The bill will ensure that trains carrying hazardous materials are properly classified and rail carriers are required to take proper safety precautions—such as slower speeds, newer rail cars, better braking equipment, and required reporting—when carrying these materials across the country. The bill also improves information sharing by requiring rail carriers to report to the National Response Center, State officials, and local officials within 24 hours after a train carrying toxic chemicals derails.

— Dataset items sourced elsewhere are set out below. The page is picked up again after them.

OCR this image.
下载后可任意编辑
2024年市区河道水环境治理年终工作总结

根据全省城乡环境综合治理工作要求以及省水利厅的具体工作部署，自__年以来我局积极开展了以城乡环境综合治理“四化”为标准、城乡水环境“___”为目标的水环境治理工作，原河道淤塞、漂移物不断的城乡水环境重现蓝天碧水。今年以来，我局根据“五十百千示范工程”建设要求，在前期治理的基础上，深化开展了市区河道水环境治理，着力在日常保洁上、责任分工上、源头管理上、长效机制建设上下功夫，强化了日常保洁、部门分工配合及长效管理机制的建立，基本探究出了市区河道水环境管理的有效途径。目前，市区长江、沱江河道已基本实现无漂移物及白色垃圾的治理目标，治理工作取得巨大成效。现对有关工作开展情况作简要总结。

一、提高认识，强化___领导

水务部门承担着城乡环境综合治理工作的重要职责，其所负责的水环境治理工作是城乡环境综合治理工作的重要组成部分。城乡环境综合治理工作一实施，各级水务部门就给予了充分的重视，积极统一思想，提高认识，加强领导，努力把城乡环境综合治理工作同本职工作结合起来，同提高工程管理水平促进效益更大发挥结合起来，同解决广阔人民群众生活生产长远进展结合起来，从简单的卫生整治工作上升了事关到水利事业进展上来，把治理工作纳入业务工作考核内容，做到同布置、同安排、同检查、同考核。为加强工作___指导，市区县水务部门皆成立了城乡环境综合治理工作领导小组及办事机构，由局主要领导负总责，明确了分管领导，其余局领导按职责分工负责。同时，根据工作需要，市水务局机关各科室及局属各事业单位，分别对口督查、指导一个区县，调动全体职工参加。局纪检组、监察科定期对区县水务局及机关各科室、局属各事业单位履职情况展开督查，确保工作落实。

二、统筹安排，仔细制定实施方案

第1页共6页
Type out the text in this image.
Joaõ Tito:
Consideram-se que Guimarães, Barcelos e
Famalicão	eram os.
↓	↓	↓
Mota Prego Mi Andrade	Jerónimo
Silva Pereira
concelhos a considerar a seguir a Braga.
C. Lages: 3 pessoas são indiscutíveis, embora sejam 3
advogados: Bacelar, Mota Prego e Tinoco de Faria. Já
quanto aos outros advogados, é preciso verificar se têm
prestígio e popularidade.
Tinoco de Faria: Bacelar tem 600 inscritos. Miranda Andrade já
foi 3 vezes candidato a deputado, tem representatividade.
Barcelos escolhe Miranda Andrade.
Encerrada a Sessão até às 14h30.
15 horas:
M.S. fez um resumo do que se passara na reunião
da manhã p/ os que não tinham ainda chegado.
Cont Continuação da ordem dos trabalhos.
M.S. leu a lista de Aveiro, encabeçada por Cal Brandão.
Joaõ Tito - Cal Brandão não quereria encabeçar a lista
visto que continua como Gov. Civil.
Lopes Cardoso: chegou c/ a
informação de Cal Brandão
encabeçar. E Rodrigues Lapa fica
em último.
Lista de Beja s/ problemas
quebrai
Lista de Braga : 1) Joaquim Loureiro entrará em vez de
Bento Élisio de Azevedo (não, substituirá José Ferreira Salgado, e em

"The people in East Palestine and western Pennsylvania are the working-class folks who feel invisible and abandoned by our nation," said Rep. Khanna. "I'm proud to introduce this legislation to expand our safety regulations and help prevent against this type of disaster in the future. This is a moment where we need political leaders from all parties and from across the country to speak out loudly for better safety regulations and to acknowledge what so many Americans are going through."

"I represent constituents in Beaver County, Pennsylvania, who live, work, and play just miles from the site of the Norfolk Southern derailment," said Rep. Deluzio. "Following this derailment, many of them are worried about their health and livelihoods and whether their air, water, and soil will be safe after this disaster. They want answers, accountability, and assurance that something like this will never happen again. For too long, railroads have prioritized profit ahead of public safety and their workers, and it is time to regulate the railroads. This legislation is an important step forward to finally strengthen our rail regulations and improve rail safety in communities like Western Pennsylvania and across America."

This debate isn't new. For years, safety advocates have called for the definition of HHFT to be broadened to include hazard 2 gasses. But rail industry lobbyists fought to limit the types of chemical compounds that would be covered by the regulation. Reporting by The Lever has shown how rail regulations have been weakened and rolled back over the past years and helped raise awareness in the immediate aftermath of the East Palestine derailment.

The derailment included eleven tank cars carrying hazard materials that ultimately ignited, including five with vinyl chloride, a Class 2 flammable gas, and two tank cars with benzene residue, a Class 3 flammable liquid. Yet, the derailed train wasn't classified as a HHFT, and thus, was not subject to stricter safety regulations.

The DERAIL Act expands the definition of which trains are classified as a "high-hazard flammable train" in two key ways. First, it adds Class 2 flammable gasses to the definition and gives the Secretary of Transportation the authority to add other materials to the definition as necessary for safety. Second, DOT currently defines HHFT as a train carrying hazardous materials in at least 20 consecutive cars or 35 cars total, this bill lowers the threshold to one railcar.

"We commend Congressman Deluzio and Congressman Khanna for proactively taking positive action to improve rail safety for Pennsylvania and America," said Greg Hynes, National Legislative Director of SMART Transportation Division, the union representing rail workers who staffed the train that derailed. "Increasing safety measures will better protect both workers and the communities our trains run through every day."

"As the derailment and explosion in East Palestine, Ohio showed us, federal laws excluding freight companies from reporting the dangerous and explosive materials that they are carrying have loopholes large enough to drive a train through," noted PennEnvironment Executive Director David Masur. "The DERAIL Act will take commonsense and important steps to improve reporting and the public's right to know about volatile and hazardous materials rumbling through U.S. communities every day. This will help protect public health, safeguard local communities, and assist first responders."